Banks are testing an older problem with a new tool.

Over the past 18 months, big U.S. lenders have stepped up pilots that fold generative models into credit underwriting. The sales pitch is familiar: faster approvals, lower operating costs, better fraud and income-anomaly detection. The result, however, is messier — models that learn from raw transaction feeds can amplify historical inequities and introduce new model-risk vectors.

A short history lesson that matters

Credit scoring did not begin with modern machine learning. Fair Isaac’s FICO score reshaped consumer lending decades ago by standardizing how risk is measured. What’s changed now is pace and opacity. Today's generative models can pull together bank statements, paystubs, and even social signals and produce a lending decision overnight. That makes the technology powerful, and yes, a bit dangerous.
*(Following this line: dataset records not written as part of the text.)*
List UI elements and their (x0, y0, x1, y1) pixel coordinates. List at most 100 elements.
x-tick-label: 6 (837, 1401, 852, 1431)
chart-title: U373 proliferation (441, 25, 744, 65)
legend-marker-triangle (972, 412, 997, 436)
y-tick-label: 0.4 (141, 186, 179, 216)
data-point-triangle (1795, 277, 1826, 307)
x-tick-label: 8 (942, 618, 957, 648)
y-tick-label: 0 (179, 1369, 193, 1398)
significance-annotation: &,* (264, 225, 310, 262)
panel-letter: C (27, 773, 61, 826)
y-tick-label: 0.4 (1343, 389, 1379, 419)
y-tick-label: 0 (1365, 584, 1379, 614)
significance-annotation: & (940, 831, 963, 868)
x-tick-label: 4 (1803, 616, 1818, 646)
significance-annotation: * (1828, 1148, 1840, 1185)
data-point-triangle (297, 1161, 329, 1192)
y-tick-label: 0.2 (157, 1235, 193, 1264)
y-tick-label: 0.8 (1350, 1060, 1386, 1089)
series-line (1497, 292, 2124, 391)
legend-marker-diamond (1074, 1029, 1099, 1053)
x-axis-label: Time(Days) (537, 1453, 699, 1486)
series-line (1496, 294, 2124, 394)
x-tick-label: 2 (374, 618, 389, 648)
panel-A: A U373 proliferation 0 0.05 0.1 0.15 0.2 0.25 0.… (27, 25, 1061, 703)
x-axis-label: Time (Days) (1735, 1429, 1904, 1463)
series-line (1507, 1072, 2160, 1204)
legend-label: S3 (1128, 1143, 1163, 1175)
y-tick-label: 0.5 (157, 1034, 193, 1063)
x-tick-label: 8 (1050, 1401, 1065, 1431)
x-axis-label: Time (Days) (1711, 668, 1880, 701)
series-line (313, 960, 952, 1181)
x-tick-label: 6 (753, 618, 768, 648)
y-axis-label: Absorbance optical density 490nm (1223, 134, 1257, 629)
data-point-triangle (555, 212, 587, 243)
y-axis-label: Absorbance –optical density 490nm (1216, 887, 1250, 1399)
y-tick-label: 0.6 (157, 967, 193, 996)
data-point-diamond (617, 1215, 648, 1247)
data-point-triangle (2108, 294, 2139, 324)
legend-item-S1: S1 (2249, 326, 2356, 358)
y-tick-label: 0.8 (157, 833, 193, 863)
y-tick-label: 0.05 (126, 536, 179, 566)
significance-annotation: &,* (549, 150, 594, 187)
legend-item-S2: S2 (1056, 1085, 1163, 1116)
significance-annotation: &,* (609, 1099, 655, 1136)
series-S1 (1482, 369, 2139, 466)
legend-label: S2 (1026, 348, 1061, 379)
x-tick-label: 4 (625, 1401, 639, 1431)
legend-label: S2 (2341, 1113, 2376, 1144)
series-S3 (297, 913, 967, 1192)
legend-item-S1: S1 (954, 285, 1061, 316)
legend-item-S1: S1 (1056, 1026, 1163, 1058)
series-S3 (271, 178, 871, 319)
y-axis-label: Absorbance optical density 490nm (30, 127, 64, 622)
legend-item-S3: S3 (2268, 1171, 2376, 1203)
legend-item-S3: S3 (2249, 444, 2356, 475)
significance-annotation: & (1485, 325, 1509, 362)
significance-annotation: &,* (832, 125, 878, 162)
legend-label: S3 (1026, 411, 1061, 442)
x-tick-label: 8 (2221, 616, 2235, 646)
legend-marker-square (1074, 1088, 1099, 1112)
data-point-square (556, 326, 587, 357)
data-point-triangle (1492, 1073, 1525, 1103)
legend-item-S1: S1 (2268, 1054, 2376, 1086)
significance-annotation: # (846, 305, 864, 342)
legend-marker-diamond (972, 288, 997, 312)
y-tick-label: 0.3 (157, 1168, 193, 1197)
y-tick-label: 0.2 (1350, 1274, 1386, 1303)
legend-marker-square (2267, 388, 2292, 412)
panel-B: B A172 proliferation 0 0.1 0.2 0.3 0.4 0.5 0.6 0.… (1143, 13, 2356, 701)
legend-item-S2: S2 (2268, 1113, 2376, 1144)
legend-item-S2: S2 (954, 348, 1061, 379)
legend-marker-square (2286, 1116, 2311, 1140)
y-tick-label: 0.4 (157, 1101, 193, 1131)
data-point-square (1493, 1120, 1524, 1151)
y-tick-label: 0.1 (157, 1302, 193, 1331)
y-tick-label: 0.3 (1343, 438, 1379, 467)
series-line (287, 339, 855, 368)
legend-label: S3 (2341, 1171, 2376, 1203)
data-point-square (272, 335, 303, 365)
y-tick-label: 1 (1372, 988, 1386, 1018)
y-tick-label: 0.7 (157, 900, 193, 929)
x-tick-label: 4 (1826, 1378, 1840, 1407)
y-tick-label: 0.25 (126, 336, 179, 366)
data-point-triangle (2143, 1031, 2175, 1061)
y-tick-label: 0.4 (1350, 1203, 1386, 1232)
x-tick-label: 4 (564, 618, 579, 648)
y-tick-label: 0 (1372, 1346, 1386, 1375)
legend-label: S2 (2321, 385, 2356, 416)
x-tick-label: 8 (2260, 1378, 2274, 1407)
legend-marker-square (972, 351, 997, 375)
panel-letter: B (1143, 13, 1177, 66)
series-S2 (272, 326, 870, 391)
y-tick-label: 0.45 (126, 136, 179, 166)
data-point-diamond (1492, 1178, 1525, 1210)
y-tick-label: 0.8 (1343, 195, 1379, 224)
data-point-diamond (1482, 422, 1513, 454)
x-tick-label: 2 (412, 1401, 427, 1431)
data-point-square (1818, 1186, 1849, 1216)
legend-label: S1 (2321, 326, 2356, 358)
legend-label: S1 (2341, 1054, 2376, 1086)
What’s interesting is how quickly those disparate signals get blended. In practice, though, the story is messier than neat model outputs suggest.

How banks are actually using this, in practice

  • Automating income verification from transaction streams to speed approvals.
  • Filling gaps with alternative data when standard records are thin — useful for gig workers and nontraditional earners.
  • Producing explanations for underwriters or drafting regulatory notices, sometimes as first drafts for humans to edit.

Why investors should care

  • Near term: margins can expand. Automation trims underwriting and call-center costs and improves efficiency ratios.
  • Over the medium term: loan books may shift. Lenders who accept alternative signals can capture underserved segments — and they may also face greater volatility in losses if models misinterpret those signals.
  • Infrastructure winners: expect higher demand for GPUs, cloud compute, and ML tooling as pilots move toward production.

Tickers to watch: JPMorgan and Bank of America for consumer-lending execution; NVIDIA for the hardware tailwind behind large models.

Regulatory and reputational tail risks

  • Anti-discrimination law is the obvious limiter. Models trained on historical defaults can act as proxies for protected characteristics, raising disparate-impact issues under the Equal Credit Opportunity Act.
  • Auditability and explainability remain unresolved. Unlike FICO’s relatively transparent regressions, large language models aren’t easily broken down into intuitive factors.
  • Data privacy and consent: using alternative data draws regulator and consumer scrutiny, especially if bank transactions get repurposed without clear permission.

That last point isn’t hypothetical — regulators are already asking questions.

A counterpoint

Not every move is stealthy or reckless. Some regional banks and fintechs deploy much simpler, more transparent ML systems that speed decisions without giving up explainability. Expect the market to bifurcate: black-box efficiency plays on one side, transparent-credit specialists on the other.

What consumers and regulators should watch

  • Ask for explanations when a loan is denied. Lenders must provide reasons; automated templates sometimes hide the real drivers.
  • Track consent flows in pilot programs. Opt-outs may exist, but they’re often buried.
  • Monitor enforcement actions — they’ll show where the law actually draws the line on algorithmic lending.

The upshot: generative models are not a magic credit oracle. They accelerate decisions and cut costs, sure — and they open new pathways for bias, model risk, and regulatory surprises. Investors should prize execution and governance over the flash of automation.